Authorities received complaints from a neighborhood in Ankara, Turkey, this week demanding a local woman shut her curtains if she continues to wear shorts in her private home.
The incident is the latest in the rapidly Islamicizing country in which women have been subject to abuse and persecution for being “immodest,” or violating Sharia law.
According to the Turkish newspaper Hurriyet, the woman, identified only as “T.E.,” had received a number of harassing messages on social media and was threatened with “monitoring” from neighbors. T.E. received complaints from the manager of her building, according to her statement on social media.
“I am constantly being monitored and abused at my house near Kızılay, where I have been living for around a year, by workers at the front, people living in the apartment building nearby, and by the son of my neighbor,” she reportedly wrote in a social media post. “Now those who monitor my home because I wear shorts have complained about me to the building manager. The manager has warned me to keep my curtains closed for my own sake.”

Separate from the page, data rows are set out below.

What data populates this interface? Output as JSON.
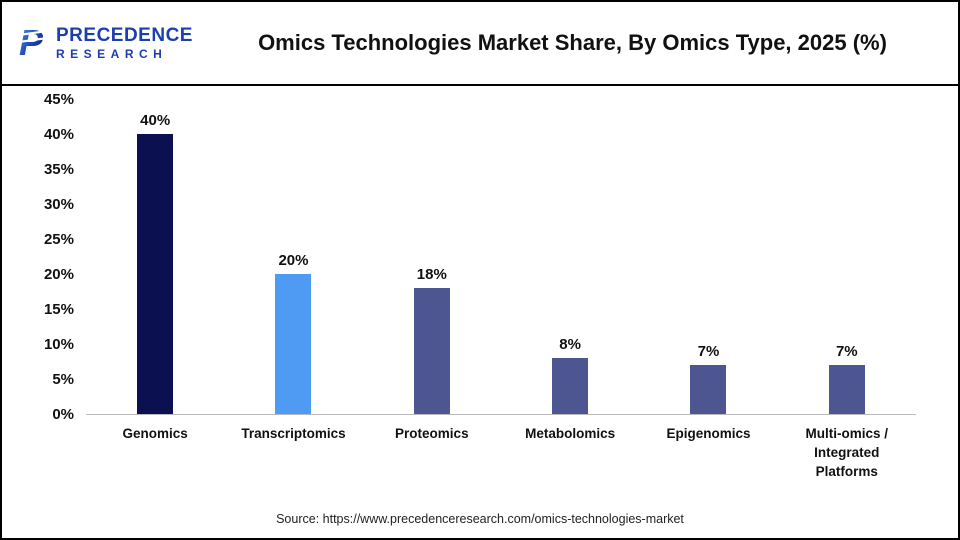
{
  "header": {
    "title": "Omics Technologies Market Share, By Omics Type, 2025 (%)",
    "logo": {
      "line1": "PRECEDENCE",
      "line2": "RESEARCH"
    }
  },
  "chart_data": {
    "type": "bar",
    "title": "Omics Technologies Market Share, By Omics Type, 2025 (%)",
    "categories": [
      "Genomics",
      "Transcriptomics",
      "Proteomics",
      "Metabolomics",
      "Epigenomics",
      "Multi-omics / Integrated Platforms"
    ],
    "values": [
      40,
      20,
      18,
      8,
      7,
      7
    ],
    "labels": [
      "40%",
      "20%",
      "18%",
      "8%",
      "7%",
      "7%"
    ],
    "bar_colors": [
      "#0b1150",
      "#4f9af2",
      "#4d5691",
      "#4d5691",
      "#4d5691",
      "#4d5691"
    ],
    "xlabel": "",
    "ylabel": "",
    "ylim": [
      0,
      45
    ],
    "yticks": [
      "0%",
      "5%",
      "10%",
      "15%",
      "20%",
      "25%",
      "30%",
      "35%",
      "40%",
      "45%"
    ],
    "grid": false,
    "legend": "none"
  },
  "footer": {
    "source": "Source: https://www.precedenceresearch.com/omics-technologies-market"
  }
}
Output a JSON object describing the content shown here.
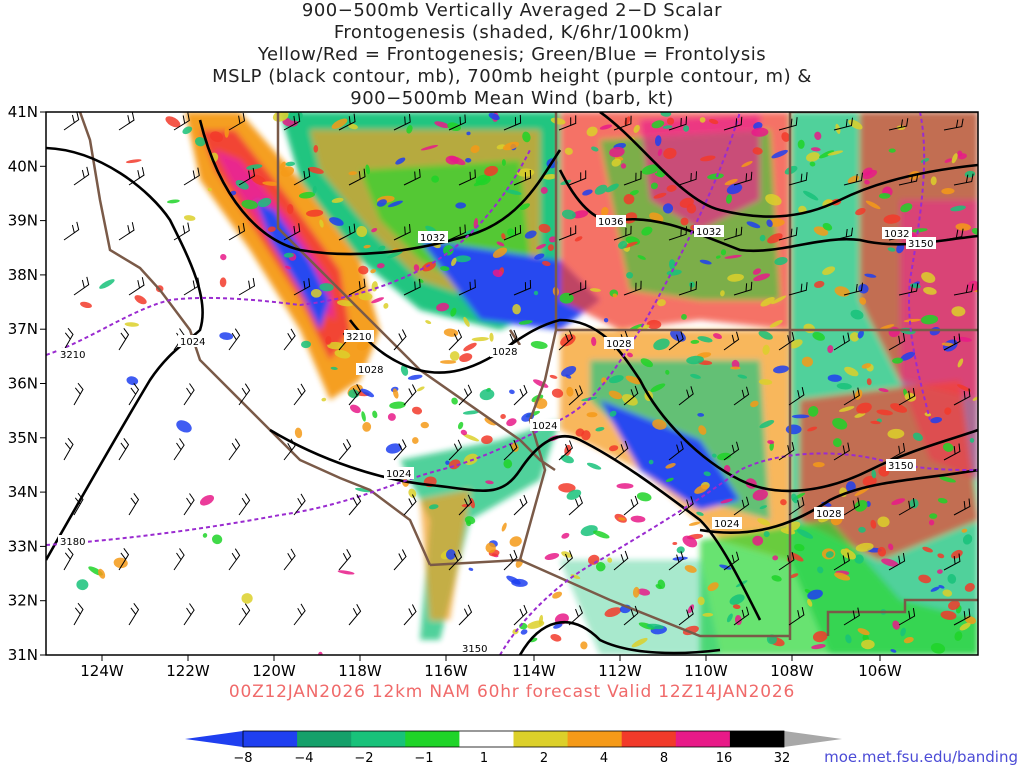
{
  "title_lines": [
    "900−500mb Vertically Averaged 2−D Scalar",
    "Frontogenesis (shaded, K/6hr/100km)",
    "Yellow/Red = Frontogenesis;  Green/Blue = Frontolysis",
    "MSLP (black contour, mb), 700mb height (purple contour, m) &",
    "900−500mb Mean Wind (barb, kt)"
  ],
  "subtitle": "00Z12JAN2026 12km NAM 60hr forecast Valid 12Z14JAN2026",
  "credit": "moe.met.fsu.edu/banding",
  "lat_labels": [
    "41N",
    "40N",
    "39N",
    "38N",
    "37N",
    "36N",
    "35N",
    "34N",
    "33N",
    "32N",
    "31N"
  ],
  "lon_labels": [
    "124W",
    "122W",
    "120W",
    "118W",
    "116W",
    "114W",
    "112W",
    "110W",
    "108W",
    "106W"
  ],
  "colorbar": {
    "labels": [
      "−8",
      "−4",
      "−2",
      "−1",
      "1",
      "2",
      "4",
      "8",
      "16",
      "32"
    ],
    "colors": [
      "#1f3ff0",
      "#15a06a",
      "#18c27a",
      "#1fd428",
      "#ffffff",
      "#dcd02a",
      "#f59a18",
      "#f23a2a",
      "#e81a88",
      "#000000"
    ],
    "arrow_left": "#1f3ff0",
    "arrow_right": "#a8a8a8"
  },
  "contour_labels": {
    "mslp": [
      "1032",
      "1036",
      "1032",
      "1032",
      "1024",
      "1028",
      "1028",
      "1028",
      "1024",
      "1024",
      "1024",
      "1028"
    ],
    "height": [
      "3210",
      "3210",
      "3180",
      "3150",
      "3150",
      "3150"
    ]
  }
}
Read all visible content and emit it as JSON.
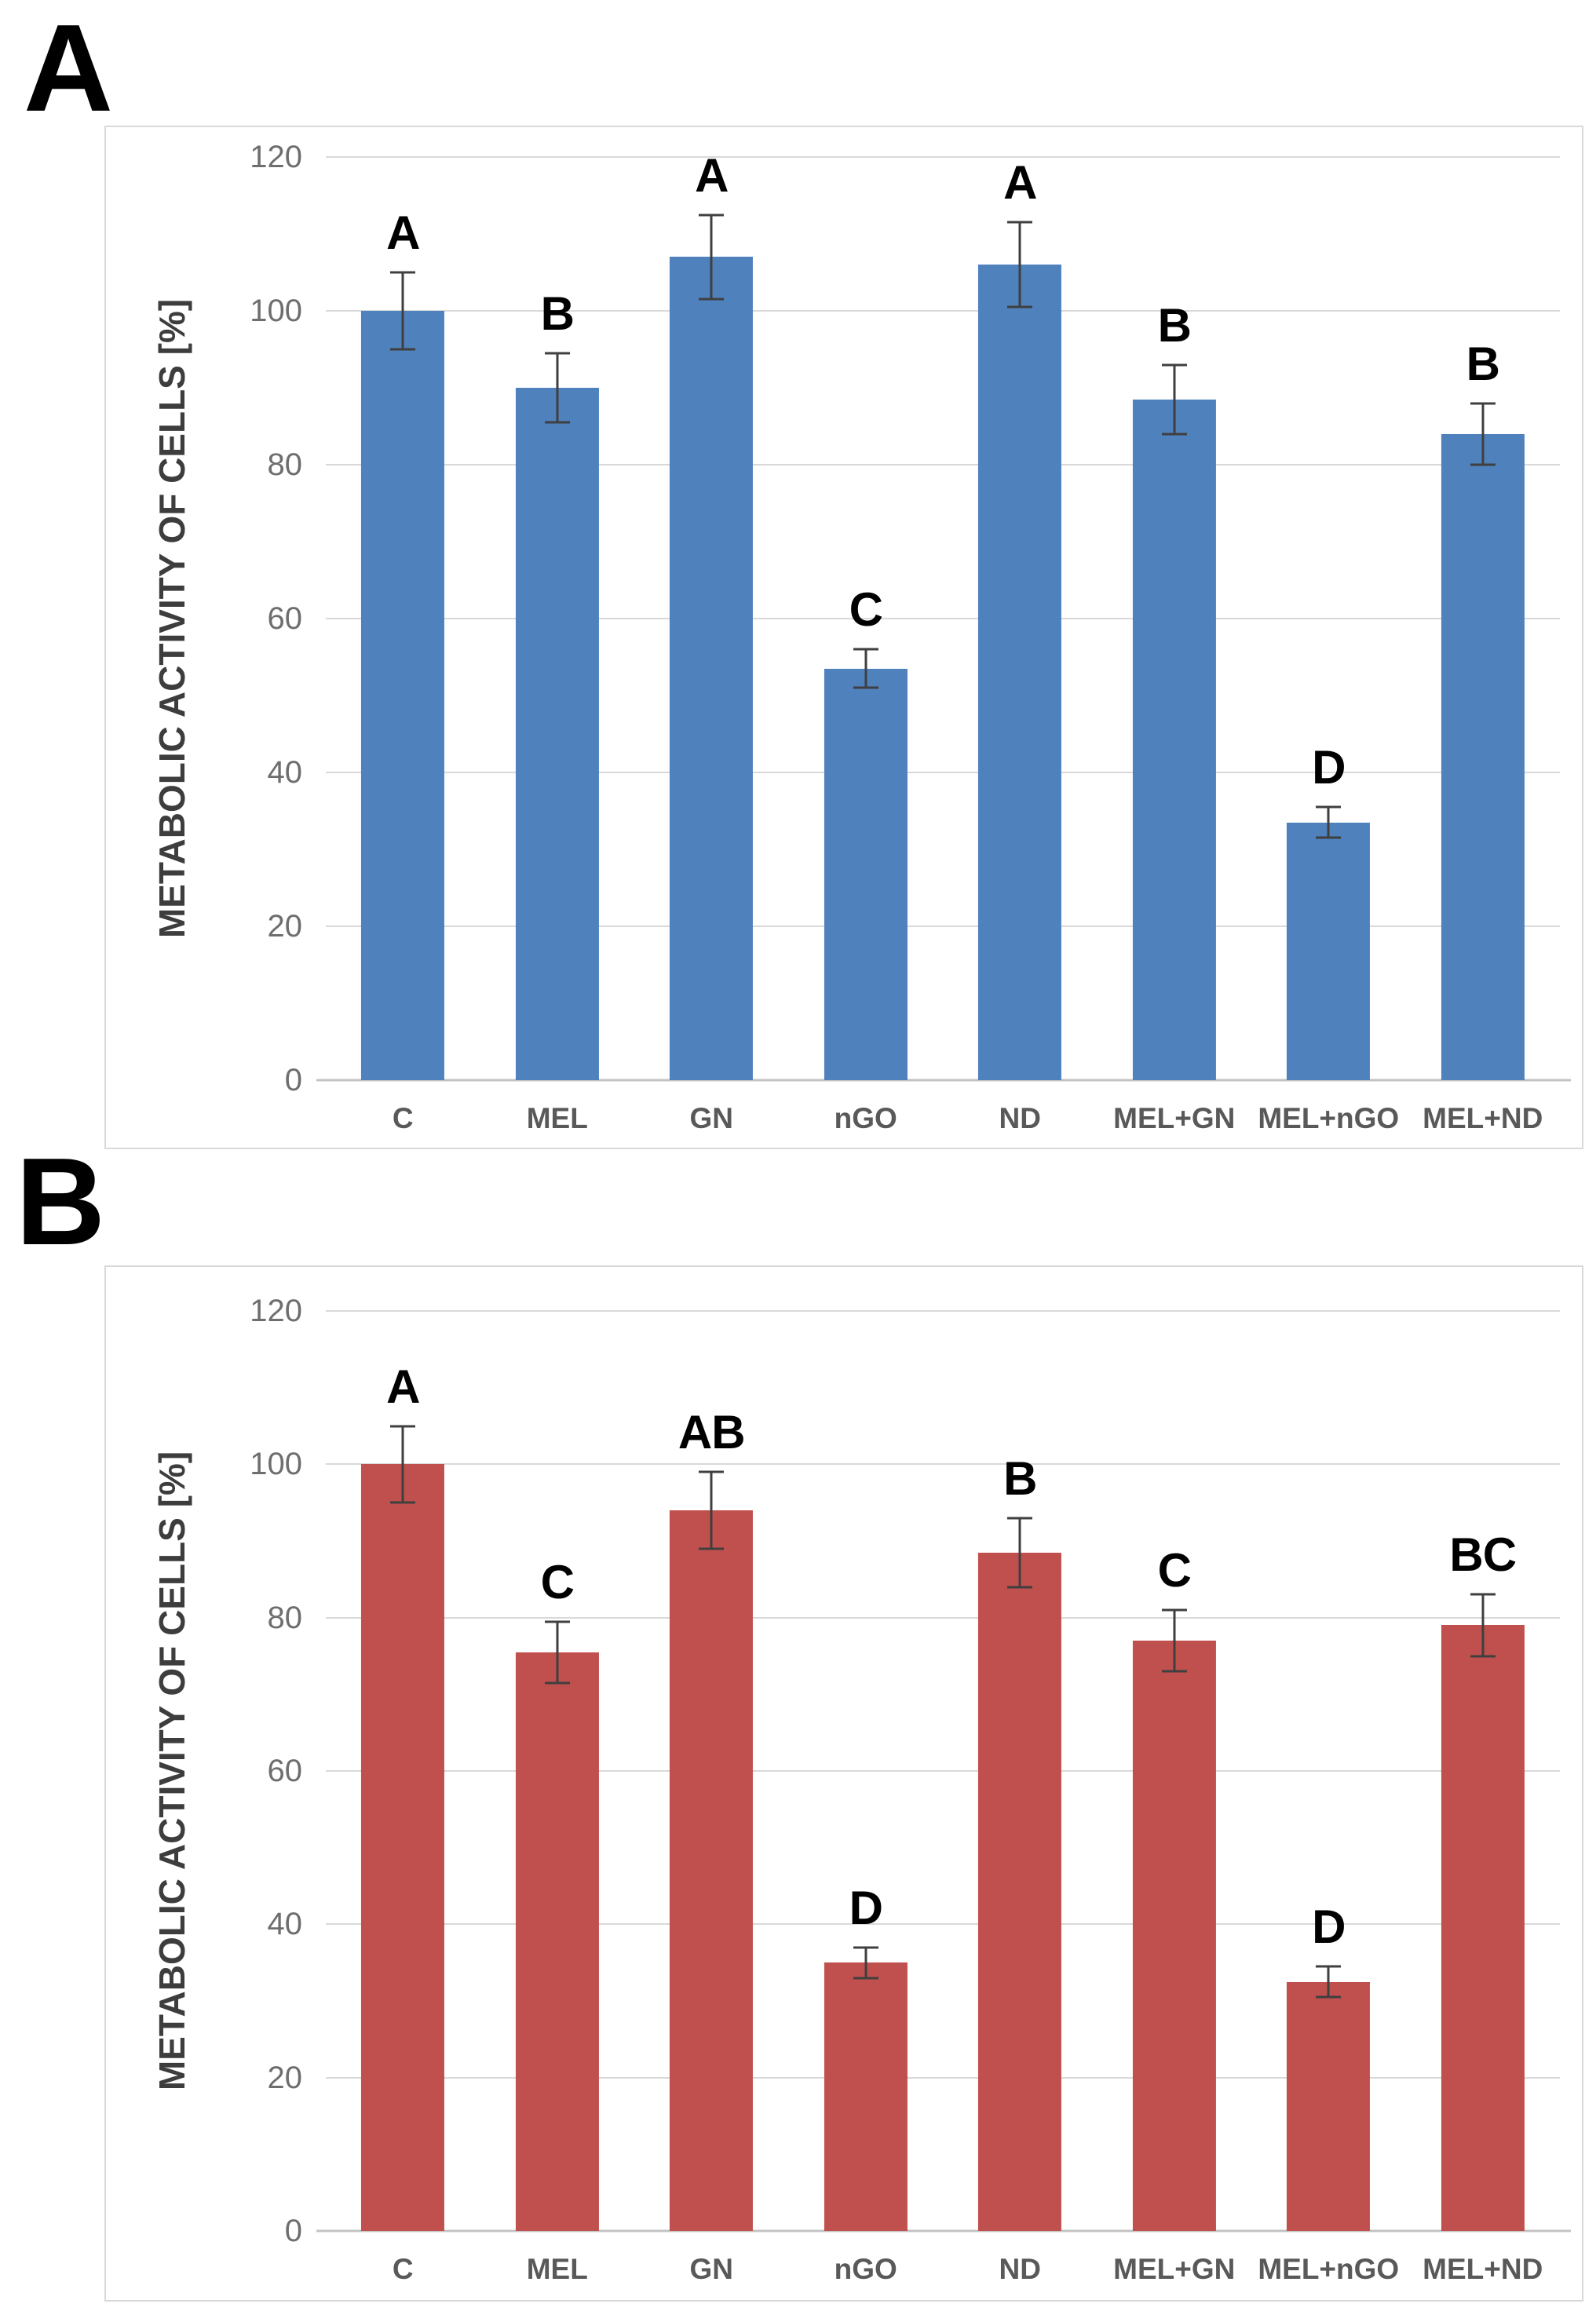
{
  "figure": {
    "background": "#ffffff"
  },
  "chart_data": [
    {
      "type": "bar",
      "panel_label": "A",
      "title": "",
      "xlabel": "",
      "ylabel": "METABOLIC ACTIVITY OF CELLS [%]",
      "ylim": [
        0,
        120
      ],
      "ytick_step": 20,
      "grid": true,
      "legend": "none",
      "bar_color": "#4F81BD",
      "error_bar_color": "#3f3f3f",
      "categories": [
        "C",
        "MEL",
        "GN",
        "nGO",
        "ND",
        "MEL+GN",
        "MEL+nGO",
        "MEL+ND"
      ],
      "values": [
        100,
        90,
        107,
        53.5,
        106,
        88.5,
        33.5,
        84
      ],
      "errors": [
        5,
        4.5,
        5.5,
        2.5,
        5.5,
        4.5,
        2,
        4
      ],
      "significance_letters": [
        "A",
        "B",
        "A",
        "C",
        "A",
        "B",
        "D",
        "B"
      ]
    },
    {
      "type": "bar",
      "panel_label": "B",
      "title": "",
      "xlabel": "",
      "ylabel": "METABOLIC ACTIVITY OF CELLS [%]",
      "ylim": [
        0,
        120
      ],
      "ytick_step": 20,
      "grid": true,
      "legend": "none",
      "bar_color": "#C0504D",
      "error_bar_color": "#3f3f3f",
      "categories": [
        "C",
        "MEL",
        "GN",
        "nGO",
        "ND",
        "MEL+GN",
        "MEL+nGO",
        "MEL+ND"
      ],
      "values": [
        100,
        75.5,
        94,
        35,
        88.5,
        77,
        32.5,
        79
      ],
      "errors": [
        5,
        4,
        5,
        2,
        4.5,
        4,
        2,
        4
      ],
      "significance_letters": [
        "A",
        "C",
        "AB",
        "D",
        "B",
        "C",
        "D",
        "BC"
      ]
    }
  ]
}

Hurriyet does not explain why the woman has been allegedly “monitored and abused” for so long before wearing shorts in her home this week.
While the incident has yet to result in violence, Turkey has seen a spike in morality vigilantes targeting women who violate Islamic dress customs despite its decades of stridently secular rule. In June, during the Islamic holy month of Ramadan, a Turkish man beat a woman on public transportation for wearing shorts during Ramadan. Following his arrest, the man claimed to have been “provoked” by the woman’s shorts.
The man was sentenced to nearly four years in prison this week, according to Hurriyet.
In a similar incident last year, a group of women dressed in burqas tackled and beat a pregnant woman in public for allegedly wearing “revealing” clothing. “Why are you wearing revealing clothes? You are a coup supporter and a Gülenist,” the mob yelled while they beat the woman, referring to Islamic cleric Fethullah Gülen, who President Recep Tayyip Erdogan accuses of having orchestrated the failed coup against him last year.
Supporters of Erdogan, an Islamist who has promoted the spread of Islam to Europe and Latin America, have physically attacked women’s rallies, beating participants for expressing themselves publicly, and Erdogan government supporters have moved to ban anti-Islamic activities such as the annual Istanbul LGBT pride parade.
Erdogan has previously objected to the concept of “moderate Islam,” arguing, “There is no moderate or immoderate Islam. Islam is Islam and that’s it.” He has also called the use of birth control by Muslim couples as “treason” and urged Muslims to have at least three children to create a “dynamic” population. Regarding the role of women in society, Erdogan said in remarks in 2016 that equality between men and women was impossible. “You cannot bring women and men into equal positions; that is against nature because their nature is different,” he argued.
“Our religion [Islam] has defined a position for women [in society]: Motherhood. Some people can understand this, while others can’t. You cannot explain this to feminists because they don’t accept the concept of motherhood,” he concluded.